Issue 18187

Russian text breaks taxonomic and geographic parsing

18187
Reporter: rdmpage
Type: Feedback
Summary: Russian text breaks taxonomic and geographic parsing
Priority: Major
Status: Open
Created: 2016-01-31 12:16:06.147
Updated: 2016-02-15 13:45:38.375
        
Description: The data set  "monocotyledonous_geophytes_of_fergana_valley" http://www.gbif.org/dataset/1962b370-4fd5-4b22-a30e-0adb8570688d is a mixture of English and Russian, and this causes a bunch of parsing issues. For example, http://www.gbif.org/occurrence/1233581579 is flagged as "country invalid" when it is given as "Киргизия (= Kyrgyzstan).

Likewise the scientific name is given as "Allium cisferganense R.M. Fritsch" which is fine (see http://www.ipni.org/ipni/idPlantNameSearch.do?id=20007588-1 and http://www.zobodat.at/pdf/STAPFIA_0080_0381-0393.pdf,  this occurrence is the type specimen for this name). The verbatim record has a mixture of English and Russian versions of the taxonomic names at different levels. Curious as to why the scientific name has not been parsed, does the presence of mismatches higher up th taxonomic tree cause problems?

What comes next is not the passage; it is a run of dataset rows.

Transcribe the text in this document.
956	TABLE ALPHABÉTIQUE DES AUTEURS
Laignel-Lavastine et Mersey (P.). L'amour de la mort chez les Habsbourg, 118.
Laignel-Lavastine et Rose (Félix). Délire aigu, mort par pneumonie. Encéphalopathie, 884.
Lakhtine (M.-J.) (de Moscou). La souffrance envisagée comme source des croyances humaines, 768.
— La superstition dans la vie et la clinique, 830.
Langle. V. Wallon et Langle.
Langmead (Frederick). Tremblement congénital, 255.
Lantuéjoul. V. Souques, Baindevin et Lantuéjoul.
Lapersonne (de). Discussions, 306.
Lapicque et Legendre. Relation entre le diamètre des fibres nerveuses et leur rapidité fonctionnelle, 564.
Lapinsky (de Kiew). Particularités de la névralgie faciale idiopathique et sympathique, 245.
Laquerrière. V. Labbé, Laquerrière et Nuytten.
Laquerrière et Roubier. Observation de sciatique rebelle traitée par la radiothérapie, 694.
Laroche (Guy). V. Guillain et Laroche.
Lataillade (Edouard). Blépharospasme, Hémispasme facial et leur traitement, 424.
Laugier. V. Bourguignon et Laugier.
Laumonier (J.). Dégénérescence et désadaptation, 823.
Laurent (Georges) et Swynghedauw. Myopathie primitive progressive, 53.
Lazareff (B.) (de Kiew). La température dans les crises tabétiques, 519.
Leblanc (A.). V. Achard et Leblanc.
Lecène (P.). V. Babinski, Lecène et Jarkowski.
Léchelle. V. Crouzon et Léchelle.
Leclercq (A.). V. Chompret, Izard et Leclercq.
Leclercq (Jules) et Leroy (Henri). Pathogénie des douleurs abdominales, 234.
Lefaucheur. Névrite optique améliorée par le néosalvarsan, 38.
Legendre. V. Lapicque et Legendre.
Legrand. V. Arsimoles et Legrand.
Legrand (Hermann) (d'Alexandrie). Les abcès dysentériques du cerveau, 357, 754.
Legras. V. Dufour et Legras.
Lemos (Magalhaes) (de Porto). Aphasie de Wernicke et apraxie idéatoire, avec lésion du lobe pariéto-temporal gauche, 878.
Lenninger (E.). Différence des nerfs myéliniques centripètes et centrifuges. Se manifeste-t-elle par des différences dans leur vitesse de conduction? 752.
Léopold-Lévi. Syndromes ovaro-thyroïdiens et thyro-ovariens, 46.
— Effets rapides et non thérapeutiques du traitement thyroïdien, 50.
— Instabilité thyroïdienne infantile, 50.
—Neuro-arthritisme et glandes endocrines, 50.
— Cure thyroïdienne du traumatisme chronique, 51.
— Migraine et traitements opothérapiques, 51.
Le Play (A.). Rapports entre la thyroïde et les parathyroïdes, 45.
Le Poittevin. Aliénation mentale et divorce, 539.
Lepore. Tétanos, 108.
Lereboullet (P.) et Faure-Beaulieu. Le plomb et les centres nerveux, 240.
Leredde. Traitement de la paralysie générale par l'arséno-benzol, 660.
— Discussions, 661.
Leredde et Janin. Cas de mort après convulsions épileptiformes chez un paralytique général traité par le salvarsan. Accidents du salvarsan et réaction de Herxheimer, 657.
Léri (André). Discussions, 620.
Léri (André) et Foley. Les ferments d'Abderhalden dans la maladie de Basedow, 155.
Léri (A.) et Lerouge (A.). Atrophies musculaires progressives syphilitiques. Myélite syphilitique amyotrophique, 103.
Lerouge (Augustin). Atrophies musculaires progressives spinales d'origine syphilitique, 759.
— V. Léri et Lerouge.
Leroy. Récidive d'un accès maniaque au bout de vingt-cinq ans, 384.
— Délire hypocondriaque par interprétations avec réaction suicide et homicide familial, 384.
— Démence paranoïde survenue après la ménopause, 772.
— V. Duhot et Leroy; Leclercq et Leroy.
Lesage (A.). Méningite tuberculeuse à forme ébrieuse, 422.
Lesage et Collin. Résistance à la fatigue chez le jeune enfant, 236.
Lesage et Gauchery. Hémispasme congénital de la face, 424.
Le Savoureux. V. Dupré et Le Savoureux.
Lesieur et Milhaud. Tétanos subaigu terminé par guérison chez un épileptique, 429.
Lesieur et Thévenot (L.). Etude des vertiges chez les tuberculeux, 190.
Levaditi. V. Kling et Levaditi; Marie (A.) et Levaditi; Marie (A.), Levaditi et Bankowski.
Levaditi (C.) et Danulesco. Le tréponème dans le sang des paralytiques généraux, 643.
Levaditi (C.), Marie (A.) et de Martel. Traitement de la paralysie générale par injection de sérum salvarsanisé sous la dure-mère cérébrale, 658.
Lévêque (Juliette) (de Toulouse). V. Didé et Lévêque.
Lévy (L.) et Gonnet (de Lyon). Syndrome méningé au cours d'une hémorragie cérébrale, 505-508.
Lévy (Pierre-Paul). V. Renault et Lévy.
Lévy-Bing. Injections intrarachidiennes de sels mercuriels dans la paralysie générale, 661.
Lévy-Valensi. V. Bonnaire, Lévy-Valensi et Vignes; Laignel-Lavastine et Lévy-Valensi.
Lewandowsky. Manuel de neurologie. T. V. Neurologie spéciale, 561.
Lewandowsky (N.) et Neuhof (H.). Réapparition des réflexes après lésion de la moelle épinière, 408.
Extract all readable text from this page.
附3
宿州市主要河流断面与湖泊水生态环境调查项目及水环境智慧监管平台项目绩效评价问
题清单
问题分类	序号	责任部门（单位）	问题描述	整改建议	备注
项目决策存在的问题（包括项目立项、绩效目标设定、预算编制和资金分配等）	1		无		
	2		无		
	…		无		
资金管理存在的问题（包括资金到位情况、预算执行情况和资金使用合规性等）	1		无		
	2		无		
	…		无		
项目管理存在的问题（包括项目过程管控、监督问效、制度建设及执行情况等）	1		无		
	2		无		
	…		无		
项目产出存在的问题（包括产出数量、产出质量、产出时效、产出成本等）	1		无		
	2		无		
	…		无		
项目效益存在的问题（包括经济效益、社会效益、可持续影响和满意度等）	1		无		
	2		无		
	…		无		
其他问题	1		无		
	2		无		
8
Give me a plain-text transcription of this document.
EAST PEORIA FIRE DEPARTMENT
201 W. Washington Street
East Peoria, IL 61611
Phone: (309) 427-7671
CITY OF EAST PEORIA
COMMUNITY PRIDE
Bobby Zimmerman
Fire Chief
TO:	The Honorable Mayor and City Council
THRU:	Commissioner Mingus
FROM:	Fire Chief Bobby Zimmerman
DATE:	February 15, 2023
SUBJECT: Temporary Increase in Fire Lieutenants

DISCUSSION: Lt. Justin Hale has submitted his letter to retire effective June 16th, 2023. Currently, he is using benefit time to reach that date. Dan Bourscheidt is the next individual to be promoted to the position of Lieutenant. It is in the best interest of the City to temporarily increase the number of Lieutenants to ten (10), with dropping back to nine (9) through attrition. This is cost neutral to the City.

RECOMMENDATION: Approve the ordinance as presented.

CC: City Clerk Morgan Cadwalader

This dataset clearly posses some issues for the GBIF parser, but at the moment most of its information is being lost because it doesn't handle Russian.]]>


Author: mdoering@gbif.org
Created: 2016-02-01 11:55:36.542
Updated: 2016-02-01 11:55:36.542
        
The species match works if just the name is given:

http://api.gbif.org/v1/species/match?verbose=true&name=Allium%20cisferganense%20R.M.%20Fritsch

It still works if the higher tree down to family is given in cyrillic, but with quite some confidence penalty:
http://api.gbif.org/v1/species/match?verbose=true&name=Allium%20cisferganense%20R.M.%20Fritsch&kingdom=%D0%A0%D0%B0%D1%81%D1%82%D0%B5%D0%BD%D0%B8%D1%8F&phylum=%D1%86%D0%B2%D0%B5%D1%82%D0%BA%D0%BE%D0%B2%D1%8B%D0%B5&order=%D0%A1%D0%BF%D0%B0%D1%80%D0%B6%D0%B0%D1%86%D0%B2%D0%B5%D1%82%D0%BD%D1%8B%D0%B5&family=Amaryllidaceae%20Jaume


Author: mdoering@gbif.org
Created: 2016-02-01 11:56:21.656
Updated: 2016-02-01 11:56:21.656
        
I assume this comes from the authorship being different in the explicitly given term to the authorship string in scientificName

SCIENTIFICNAME Allium cisferganense R.M. Fritsch
SCIENTIFICNAMEAUTHORSHIP Reinhard M. Fritsch


Author: mdoering@gbif.org
Comment: Looks like there is a bug in our occurrence interpretation code. It hardcodes Rank.SPECIES when matching names
Created: 2016-02-01 12:56:36.033
Updated: 2016-02-01 12:56:36.033


Author: mblissett
Created: 2016-02-01 13:27:11.498
Updated: 2016-02-01 13:27:11.498
        
Country names:

At the moment, non-ASCII-alphabetic characters are ignored by the country parser.  This was probably to handle cases like Zaïre / Za€Äre, but it means Киргизия won't work.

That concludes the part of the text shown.